BREAKING: Supreme Court Justice Kennedy Prepares to Make His Exit

We knew it was coming, but we didn’t know when.

Supreme Court Justice Anthony Kennedy has formally announced his intent to retire from the bench, after more than 30 years.

This is big.

Kennedy, who turns 82 in July, is the court’s longest-serving member and second-oldest justice after its leading liberal, Ruth Bader Ginsburg, who is 85.

Speculation that Kennedy was thinking about retiring started circling last term and gained steam this year. Some Republicans on Capitol Hill even claimed it was a definite, while others urged him to announce as soon as possible to give the GOP time to confirm his replacement before the midterm elections.

Justice Kennedy, considered a moderate, was nominated by former President Ronald Reagan and was confirmed in 1988.
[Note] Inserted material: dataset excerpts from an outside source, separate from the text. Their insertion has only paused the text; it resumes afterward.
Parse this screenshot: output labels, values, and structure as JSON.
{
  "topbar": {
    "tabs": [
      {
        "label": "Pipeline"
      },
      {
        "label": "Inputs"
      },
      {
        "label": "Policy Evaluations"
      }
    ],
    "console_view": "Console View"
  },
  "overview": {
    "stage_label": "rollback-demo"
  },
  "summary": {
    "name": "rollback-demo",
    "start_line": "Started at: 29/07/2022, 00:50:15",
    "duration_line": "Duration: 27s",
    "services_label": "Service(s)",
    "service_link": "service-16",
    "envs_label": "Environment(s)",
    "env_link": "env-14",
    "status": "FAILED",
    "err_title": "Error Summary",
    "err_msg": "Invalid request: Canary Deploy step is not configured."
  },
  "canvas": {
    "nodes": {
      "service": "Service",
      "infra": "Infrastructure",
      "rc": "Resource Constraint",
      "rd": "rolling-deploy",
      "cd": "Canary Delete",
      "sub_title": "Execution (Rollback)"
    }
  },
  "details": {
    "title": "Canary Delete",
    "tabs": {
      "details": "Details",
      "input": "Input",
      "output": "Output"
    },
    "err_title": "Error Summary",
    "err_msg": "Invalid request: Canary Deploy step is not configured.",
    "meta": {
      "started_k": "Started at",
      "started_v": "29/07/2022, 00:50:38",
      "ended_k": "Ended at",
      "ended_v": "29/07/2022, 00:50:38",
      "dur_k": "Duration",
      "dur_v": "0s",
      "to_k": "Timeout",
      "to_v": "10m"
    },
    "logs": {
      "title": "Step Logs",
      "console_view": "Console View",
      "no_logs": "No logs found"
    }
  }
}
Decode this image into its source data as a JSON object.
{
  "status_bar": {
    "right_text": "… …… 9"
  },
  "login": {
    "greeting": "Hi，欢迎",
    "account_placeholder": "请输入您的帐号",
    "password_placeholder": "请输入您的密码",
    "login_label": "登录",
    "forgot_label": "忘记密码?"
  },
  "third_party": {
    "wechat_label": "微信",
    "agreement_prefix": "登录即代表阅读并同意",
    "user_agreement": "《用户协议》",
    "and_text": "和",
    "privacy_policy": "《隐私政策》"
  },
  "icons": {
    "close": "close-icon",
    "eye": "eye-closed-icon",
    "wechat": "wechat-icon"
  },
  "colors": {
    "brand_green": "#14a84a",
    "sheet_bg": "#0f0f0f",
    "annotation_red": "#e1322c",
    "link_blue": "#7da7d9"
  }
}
He’s considered a moderate because his was the swing vote that allowed for such liberal atrocities as gay marriage and saving Obamacare, but sided with conservatives to limit campaign finance law and protect religious liberty.

What this means now, with a Republican president and Republican majorities in the House and Senate is that another conservative justice can be nominated.

Of course, whether that person makes it through confirmation is a gamble. Should the midterm elections in November go disastrously south for the Republican party, per the storied “blue wave,” there’s no way Democrats with a majority will allow a conservative to take that seat.

The Senate rules were changed in 2017 to require only a majority to confirm any Supreme Court nominee. Republicans have that for the time being.

The retirement is sad news for liberals, who had hoped that Kennedy would — as Ginsburg has vowed — remain on the job as long as physically possible.

He’s almost 82 years old. He’s done that.

“Personally, as the justice I clerked for, I just can’t imagine the Supreme Court without him,” said Daniel Epps, an associate professor of law at the Washington University School of Law.

“But as a citizen with my own views of and preferences for the law, I also want him to stay because I think he’s likely to reach better decisions than whoever will likely replace him.”

You won’t and can’t know until you see who is offered up.

President Trump currently has a short list and will likely be making an announcement soon.

In joining with conservatives earlier in June, giving the nod to a Colorado baker who refused to bake a wedding cake for a gay couple. Kennedy pointed out that the Colorado Civil Rights Commission had behaved badly towards the baker, and noted that the baker’s cakes were an “artistic expression of speech and religion,” protected by the First Amendment.

That’s due to the members of the laughably named Civil Rights Commission being unable to control their disdain and referring to the baker’s Christian religion as disgusting, and the equivalent of slavery or the Holocaust.

Kennedy said these types of disputes “must be resolved with tolerance, without undue disrespect to sincere religious beliefs, and without subjecting gay persons to indignities when they seek goods and services in an open market.”

And the thing about that case that is often missed by liberals attempting the claim victimhood: The couple was not restricted from buying any cake in the shop they liked. They just were not entitled to force him to design a cake for them, if his Christian beliefs would be violated.

Kennedy is set to retire on July 31.